For both platform workers and academic staff, precarious labour conditions highlights the growing inequality in the workplace.

This week, academics at 58 institutions of higher education will strike for fairer pay, better pensions, and improved work conditions. 

In these negotiations, the University and College Union (UCU) have linked pay, equality, workloads and the casualisation of work into one dispute.

Each of these issues is important, particularly the call to eliminate non-contract work and the increasing demands that university staff are always at work, a distinction that is lost when our homes have become a place of work – an exceptional situation installed by the pandemic, adapted to by academic workers and optimised for profit by academic  boards, that threatens now to be taken for granted as the new normal. 

“The cost of on-demand work is not always visible to those in power”

The right to disconnect and the casualisation of work sit at the intersections of the Minderoo Centre of Technology and Democracy’s research, which focuses on the centralisation of big tech in the west (Amazon, Google, Facebook, Apple, and Microsoft) and its power to determine new labour practices for those marginalised by precarious work conditions. 

At the Centre, we are collectively working to highlight the cost of precarious labour for platform workers, and the same applies to the casualisation of academic labour taken up by UCU’s industrial actions. 

The not-so uncanny parallels between tech workers and academics are a growing concern, and the centre is working to highlight the growing inequality among workers.

The ripple effects of on-demand work for workers also have implications for families living on lower incomes and those marginalised by their inability to work due to long-term health-related conditions. 

Yet, the cost of on-demand work is not always visible to those in power – and is also not largely visible to the public that depends on this work for a variety of global systems and daily needs.

How do we make sense of this wide-ranging set of harms?

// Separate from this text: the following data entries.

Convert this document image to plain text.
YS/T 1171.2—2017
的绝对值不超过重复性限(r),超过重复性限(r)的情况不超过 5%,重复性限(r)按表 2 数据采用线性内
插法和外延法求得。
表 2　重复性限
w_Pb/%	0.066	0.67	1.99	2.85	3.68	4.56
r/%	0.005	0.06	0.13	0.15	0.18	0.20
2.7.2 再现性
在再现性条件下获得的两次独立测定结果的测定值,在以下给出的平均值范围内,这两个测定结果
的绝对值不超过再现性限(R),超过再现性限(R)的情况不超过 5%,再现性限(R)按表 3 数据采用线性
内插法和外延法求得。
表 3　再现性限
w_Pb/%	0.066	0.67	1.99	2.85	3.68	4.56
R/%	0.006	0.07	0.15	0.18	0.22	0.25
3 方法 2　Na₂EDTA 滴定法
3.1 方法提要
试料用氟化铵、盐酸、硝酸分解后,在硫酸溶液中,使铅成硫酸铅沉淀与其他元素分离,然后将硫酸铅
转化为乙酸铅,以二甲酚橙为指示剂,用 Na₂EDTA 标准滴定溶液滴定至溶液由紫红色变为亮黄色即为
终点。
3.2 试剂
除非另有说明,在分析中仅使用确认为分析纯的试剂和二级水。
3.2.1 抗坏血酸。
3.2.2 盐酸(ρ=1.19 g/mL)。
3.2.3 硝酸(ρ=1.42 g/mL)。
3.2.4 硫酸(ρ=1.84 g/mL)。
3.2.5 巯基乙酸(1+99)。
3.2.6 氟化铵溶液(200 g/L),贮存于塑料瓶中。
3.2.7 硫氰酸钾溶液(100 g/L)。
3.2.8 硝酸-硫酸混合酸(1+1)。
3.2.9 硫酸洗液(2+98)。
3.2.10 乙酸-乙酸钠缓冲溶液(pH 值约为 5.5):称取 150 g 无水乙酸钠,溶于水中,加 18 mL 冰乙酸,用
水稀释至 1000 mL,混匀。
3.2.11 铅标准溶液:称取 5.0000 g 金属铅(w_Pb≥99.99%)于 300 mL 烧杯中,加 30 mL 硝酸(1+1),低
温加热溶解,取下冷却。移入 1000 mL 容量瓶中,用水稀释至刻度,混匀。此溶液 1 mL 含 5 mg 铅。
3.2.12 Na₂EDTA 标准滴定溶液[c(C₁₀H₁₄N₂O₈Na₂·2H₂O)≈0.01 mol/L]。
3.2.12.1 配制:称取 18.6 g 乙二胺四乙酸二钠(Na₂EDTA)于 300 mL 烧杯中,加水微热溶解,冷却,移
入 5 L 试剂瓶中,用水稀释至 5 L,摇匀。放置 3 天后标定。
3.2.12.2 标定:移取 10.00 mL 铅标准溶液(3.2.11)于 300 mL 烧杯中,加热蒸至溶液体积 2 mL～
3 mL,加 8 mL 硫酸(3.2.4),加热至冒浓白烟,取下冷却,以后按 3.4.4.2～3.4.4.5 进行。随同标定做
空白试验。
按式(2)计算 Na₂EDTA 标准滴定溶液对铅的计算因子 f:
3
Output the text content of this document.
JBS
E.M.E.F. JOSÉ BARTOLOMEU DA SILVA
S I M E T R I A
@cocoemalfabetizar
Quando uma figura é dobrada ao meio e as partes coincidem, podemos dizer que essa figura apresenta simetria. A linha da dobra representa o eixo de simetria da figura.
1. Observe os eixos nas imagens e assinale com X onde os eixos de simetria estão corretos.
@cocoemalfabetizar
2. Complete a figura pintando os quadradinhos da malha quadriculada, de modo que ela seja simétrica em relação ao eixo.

There are several areas that can help to address these harms:  

Digital wellbeing in the workplace

This includes the right to disconnect when the number of contracted hours has been completed for the week.  Always “being on” runs the risk of prolonged periods of overtime. Fixed hours for online communication and expected action fulfillment. 

Build towards an inclusive and diverse workplace

Everyone should be treated equally and without discrimination based on their gender, race, disabilty and ethnicity. This means removing barriers to career progression, increasing retention, and further provision of mentorship. 

Data-driven technologies

Further research on the impact of data-driven technologies built on worker surveillance, and tools designed to manage the workforce.   

Flexible work

Flexible work conditions rather than the on-demand work defined by the marketplace.  

In continuing our research on the impact of tech-driven technologies on the future of work, we call on workers across all sectors to show solidarity with those striking for the end of casualisation of labour, fair pay and pension. 

We must interrogate what a “new normal” means for workers in a post-covid 19 workplace and build towards equitable futures in a digital era. 

We call for united resistance to the exploitative terms of the remote workplace, and we call for management across sectors to acknowledge and make affordances to mitigate the injustices of digitised work.